Die Grenzen des Moral-Systems

Die moralischen Entscheidungen sind der am häufigsten diskutierte Teil von Web of Shadows und verdienen eine genaue Prüfung. Das Spiel fordert Sie auf, schwierige Entscheidungen zu treffen, aber die Konsequenzen sind manchmal vage. Einige Spieler werden das frustrierend finden. Andere werden den Versuch zu schätzen wissen.

Das Spiel leidet zudem an mangelnder Ausführung in manchen Bereichen. Das Erzähltempo ist ungleichmäßig, und die Kamera geht in engen Korridoren verloren. Dies sind keine tödlichen Fehler, aber sie hindern das Spiel daran, wirklich groß zu werden.

Ein gemischter Eindruck

Kritiker waren zum damaligen Zeitpunkt geteilt. Einige lobten die Bosskämpfe, den zerstörerischen Kampf, die originelle Geschichte und die offene Struktur. Andere hatten Bedenken hinsichtlich der Grenzen des Moral-Systems und der schlechten Umsetzung der Handlung. Der kritische Empfang war insgesamt gemischt bis positiv, und das hat sich bis heute nicht geändert.

Web of Shadows ist ein solides, ambitioniertes Spider-Man-Spiel, das die Reihe in eine neue Richtung lenkt. Es ist nicht ohne Fehler, aber die Stärken überwiegen die Schwächen.

Wichtige Fakten

  • Titel: Spider-Man: Web of Shadows
  • Entwickler: Treyarch
  • Publisher: Activision
  • Plattformen: PS3, PC (Microsoft Windows), Xbox 360
  • Genres: Fighting, Platform, Hack and slash/Beat ‚em up, Adventure
  • Themen: Action, Open World
  • Modi: Einzelspieler
  • Perspektive: Dritte Person
  • Veröffentlichung: Oktober 2008

Das Spiel wurde später aus den digitalen Stores entfernt und am 1. Januar 2014 von allen Verkaufsplattformen genommen, als die meisten von Activision veröffentlichten Spiele, die die Marvel-Lizenz nutzten, zurückgezogen wurden.

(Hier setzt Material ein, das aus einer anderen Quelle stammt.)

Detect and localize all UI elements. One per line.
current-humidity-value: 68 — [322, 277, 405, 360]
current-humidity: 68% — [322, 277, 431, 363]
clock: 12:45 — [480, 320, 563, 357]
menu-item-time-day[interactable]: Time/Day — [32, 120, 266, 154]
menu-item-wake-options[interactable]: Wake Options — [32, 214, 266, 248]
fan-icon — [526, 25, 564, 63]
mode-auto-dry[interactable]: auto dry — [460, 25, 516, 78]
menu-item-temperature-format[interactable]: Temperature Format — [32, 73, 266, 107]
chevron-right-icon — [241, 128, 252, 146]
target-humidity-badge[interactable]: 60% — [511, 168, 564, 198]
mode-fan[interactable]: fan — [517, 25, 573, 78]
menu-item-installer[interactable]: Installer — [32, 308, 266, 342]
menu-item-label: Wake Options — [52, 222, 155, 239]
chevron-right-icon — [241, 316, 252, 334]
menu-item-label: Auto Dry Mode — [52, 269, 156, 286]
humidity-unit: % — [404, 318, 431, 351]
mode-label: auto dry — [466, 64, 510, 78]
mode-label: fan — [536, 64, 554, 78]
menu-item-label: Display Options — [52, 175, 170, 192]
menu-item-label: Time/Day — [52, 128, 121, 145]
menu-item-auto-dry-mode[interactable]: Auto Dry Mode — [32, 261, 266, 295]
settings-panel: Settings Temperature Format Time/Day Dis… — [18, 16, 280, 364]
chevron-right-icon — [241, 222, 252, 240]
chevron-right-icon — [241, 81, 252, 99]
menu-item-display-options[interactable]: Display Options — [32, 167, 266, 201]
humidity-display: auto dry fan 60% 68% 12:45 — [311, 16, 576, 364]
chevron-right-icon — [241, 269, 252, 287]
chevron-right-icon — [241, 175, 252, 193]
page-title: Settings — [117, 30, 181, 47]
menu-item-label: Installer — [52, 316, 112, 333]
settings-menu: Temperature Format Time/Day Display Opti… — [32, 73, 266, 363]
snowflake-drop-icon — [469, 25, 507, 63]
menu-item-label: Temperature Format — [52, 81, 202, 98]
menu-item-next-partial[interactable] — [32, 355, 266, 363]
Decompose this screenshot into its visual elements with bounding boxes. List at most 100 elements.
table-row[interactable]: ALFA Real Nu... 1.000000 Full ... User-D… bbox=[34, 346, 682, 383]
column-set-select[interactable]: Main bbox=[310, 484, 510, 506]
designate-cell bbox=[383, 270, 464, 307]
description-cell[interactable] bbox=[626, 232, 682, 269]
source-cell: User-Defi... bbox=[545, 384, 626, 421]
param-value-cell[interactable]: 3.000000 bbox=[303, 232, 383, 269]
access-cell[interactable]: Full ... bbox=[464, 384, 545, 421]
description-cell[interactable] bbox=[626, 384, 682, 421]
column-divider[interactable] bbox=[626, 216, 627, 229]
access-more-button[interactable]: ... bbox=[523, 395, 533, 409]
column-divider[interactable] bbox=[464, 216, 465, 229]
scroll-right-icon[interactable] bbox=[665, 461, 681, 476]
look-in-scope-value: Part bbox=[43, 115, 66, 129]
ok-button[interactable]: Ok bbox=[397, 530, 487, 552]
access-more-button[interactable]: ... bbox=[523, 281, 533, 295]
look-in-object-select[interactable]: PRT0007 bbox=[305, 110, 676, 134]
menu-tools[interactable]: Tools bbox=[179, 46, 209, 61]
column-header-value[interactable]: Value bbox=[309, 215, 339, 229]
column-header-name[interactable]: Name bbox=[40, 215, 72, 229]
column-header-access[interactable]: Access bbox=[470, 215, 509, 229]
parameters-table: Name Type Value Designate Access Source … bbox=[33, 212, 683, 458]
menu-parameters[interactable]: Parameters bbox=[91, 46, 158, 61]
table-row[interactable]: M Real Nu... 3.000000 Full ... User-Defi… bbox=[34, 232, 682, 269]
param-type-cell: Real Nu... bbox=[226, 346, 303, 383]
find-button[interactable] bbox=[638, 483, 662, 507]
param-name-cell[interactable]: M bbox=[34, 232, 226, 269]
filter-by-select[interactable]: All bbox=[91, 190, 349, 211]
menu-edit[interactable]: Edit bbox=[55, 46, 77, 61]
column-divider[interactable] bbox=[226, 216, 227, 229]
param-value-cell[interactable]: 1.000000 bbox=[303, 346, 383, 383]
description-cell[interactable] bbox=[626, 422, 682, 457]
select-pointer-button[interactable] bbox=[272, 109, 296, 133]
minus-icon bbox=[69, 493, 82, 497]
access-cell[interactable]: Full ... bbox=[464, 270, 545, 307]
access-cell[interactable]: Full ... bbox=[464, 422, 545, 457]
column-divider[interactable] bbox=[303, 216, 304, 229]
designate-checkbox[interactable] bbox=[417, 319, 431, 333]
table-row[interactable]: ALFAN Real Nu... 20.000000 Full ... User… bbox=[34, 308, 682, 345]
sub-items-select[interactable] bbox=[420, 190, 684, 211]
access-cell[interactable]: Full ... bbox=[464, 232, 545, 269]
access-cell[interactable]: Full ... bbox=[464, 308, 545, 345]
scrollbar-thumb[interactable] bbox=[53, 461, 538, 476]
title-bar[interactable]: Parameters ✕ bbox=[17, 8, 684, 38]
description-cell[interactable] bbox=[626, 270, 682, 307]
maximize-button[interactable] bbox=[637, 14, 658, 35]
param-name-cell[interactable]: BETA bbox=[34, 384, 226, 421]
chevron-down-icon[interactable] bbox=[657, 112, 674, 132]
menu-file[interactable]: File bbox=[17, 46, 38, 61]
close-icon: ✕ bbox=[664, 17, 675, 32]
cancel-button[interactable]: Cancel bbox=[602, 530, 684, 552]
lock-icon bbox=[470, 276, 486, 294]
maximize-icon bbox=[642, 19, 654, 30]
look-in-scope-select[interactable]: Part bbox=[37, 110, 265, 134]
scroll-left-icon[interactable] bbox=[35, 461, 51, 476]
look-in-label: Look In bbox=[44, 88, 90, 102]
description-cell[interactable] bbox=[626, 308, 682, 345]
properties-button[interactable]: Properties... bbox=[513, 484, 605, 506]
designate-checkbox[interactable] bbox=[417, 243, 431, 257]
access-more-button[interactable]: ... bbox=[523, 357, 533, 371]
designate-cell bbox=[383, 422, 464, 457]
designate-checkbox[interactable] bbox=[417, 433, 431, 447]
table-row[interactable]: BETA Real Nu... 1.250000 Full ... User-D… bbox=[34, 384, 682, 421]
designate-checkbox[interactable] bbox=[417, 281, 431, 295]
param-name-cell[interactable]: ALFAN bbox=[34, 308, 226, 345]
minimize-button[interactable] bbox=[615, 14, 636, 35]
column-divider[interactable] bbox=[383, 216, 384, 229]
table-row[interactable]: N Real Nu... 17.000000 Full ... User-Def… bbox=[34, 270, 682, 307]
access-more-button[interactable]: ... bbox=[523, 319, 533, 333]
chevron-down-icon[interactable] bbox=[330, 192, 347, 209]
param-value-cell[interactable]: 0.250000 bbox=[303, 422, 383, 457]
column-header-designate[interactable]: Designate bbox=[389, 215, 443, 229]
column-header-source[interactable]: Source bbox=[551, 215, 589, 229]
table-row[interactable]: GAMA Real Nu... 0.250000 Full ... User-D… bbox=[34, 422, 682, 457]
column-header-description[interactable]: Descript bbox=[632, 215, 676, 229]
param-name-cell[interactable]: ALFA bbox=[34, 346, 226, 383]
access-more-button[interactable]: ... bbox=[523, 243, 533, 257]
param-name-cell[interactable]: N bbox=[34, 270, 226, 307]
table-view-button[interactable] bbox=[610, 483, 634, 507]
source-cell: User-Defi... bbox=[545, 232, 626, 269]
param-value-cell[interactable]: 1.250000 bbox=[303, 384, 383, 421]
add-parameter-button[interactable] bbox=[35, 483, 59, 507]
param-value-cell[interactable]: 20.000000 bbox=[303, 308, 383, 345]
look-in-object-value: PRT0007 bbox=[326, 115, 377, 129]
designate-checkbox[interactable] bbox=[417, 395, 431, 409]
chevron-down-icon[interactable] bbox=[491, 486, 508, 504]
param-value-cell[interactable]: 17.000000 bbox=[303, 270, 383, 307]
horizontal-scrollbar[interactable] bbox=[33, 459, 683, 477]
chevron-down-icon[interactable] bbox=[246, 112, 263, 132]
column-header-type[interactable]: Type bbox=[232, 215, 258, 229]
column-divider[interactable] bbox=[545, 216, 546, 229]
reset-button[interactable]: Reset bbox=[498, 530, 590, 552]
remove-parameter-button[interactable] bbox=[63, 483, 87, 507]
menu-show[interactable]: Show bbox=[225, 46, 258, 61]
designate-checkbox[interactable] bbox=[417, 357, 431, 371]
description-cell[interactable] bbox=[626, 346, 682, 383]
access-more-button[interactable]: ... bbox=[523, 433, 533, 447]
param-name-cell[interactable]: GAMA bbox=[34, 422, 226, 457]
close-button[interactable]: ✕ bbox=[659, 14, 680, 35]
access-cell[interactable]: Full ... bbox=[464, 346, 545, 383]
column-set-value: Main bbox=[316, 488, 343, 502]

Dieser Schritt nahm dem Spiel den Zugang zu Online-Shops, löschte aber nicht den Eindruck, den es auf die Serie hinterlassen hatte.

Was nun auffällt, ist, dass Spider-Man: Web of Shadows versuchte, Spider-Man als einen Charakter mit echtem Einsatz zu behandeln, nicht nur als einen Mann, der herumschwingt. Das Moralsystem, die offene Welt, die Bosskämpfe – all das deutet auf ein Spiel hin, das mehr sein wollte als ein einfacher Arcade-Kick. Es war teilweise erfolgreich und scheiterte teilweise, vergaß aber nie, was den Charakter überhaupt erst spielenswert machte.

Wir bewerten Spider-Man: Web of Shadows mit 7 von 10.